Magnit, last year’s best Micex performer with a 91 percent gain, dropped the most since October 2011 on Jan. 10 after the company said full-year retail sales growth slowed to 23 percent in December from 29 percent a month earlier.
The stock “had been oversold on the slowdown concerns but it remains a favorite,” Yuri Selyandin, a money manager who helps oversee about $2 billion at GHP Group Inc. in Moscow, said by phone.
Magnit increased 0.3 percent to $61.65 by 3:06 p.m. in London. Rosneft retreated 1.3 percent to $7.205.
Fewer Americans filed applications for unemployment benefits last week, a sign the labor market continues to strengthen, data showed today. Jobless claims decreased by 2,000 to 326,000, the least since the end of November, from a revised 328,000 in the prior period, a Labor Department report showed today.
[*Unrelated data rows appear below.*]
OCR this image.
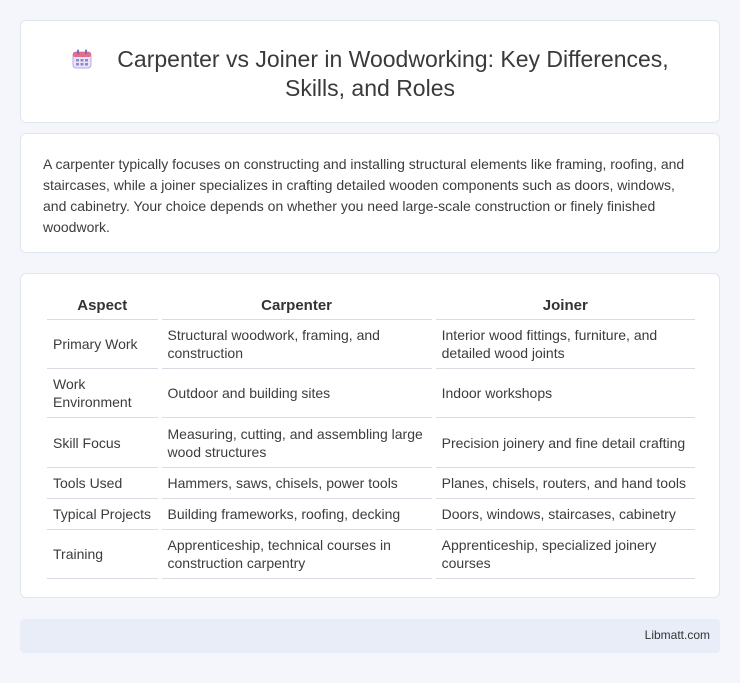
Carpenter vs Joiner in Woodworking: Key Differences,
Skills, and Roles

A carpenter typically focuses on constructing and installing structural elements like framing, roofing, and staircases, while a joiner specializes in crafting detailed wooden components such as doors, windows, and cabinetry. Your choice depends on whether you need large-scale construction or finely finished woodwork.

Aspect	Carpenter	Joiner
Primary Work	Structural woodwork, framing, and construction	Interior wood fittings, furniture, and detailed wood joints
Work Environment	Outdoor and building sites	Indoor workshops
Skill Focus	Measuring, cutting, and assembling large wood structures	Precision joinery and fine detail crafting
Tools Used	Hammers, saws, chisels, power tools	Planes, chisels, routers, and hand tools
Typical Projects	Building frameworks, roofing, decking	Doors, windows, staircases, cabinetry
Training	Apprenticeship, technical courses in construction carpentry	Apprenticeship, specialized joinery courses
Libmatt.com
The U.S. Federal Reserve, which next meets Jan. 28-29, decided at its December meeting to start reducing the pace of monthly bond purchases by $10 billion to $75 billion.
“The mood in the market is quite cautious because investors are unsure exactly how active the U.S. stimulus tapering will be,” Selyandin said. “People are ready for a correction.”
The dollar-denominated RTS Index fell 0.3 percent to 1,397.23, extending this year’s retreat to 3.2 percent.
Russian equities have the cheapest valuations among 21 developing-nation economies monitored by Bloomberg, with shares on the benchmark Micex trading at 4.3 times projected 12-month earnings, compared with a multiple of 10 for the MSCI Emerging Markets Index.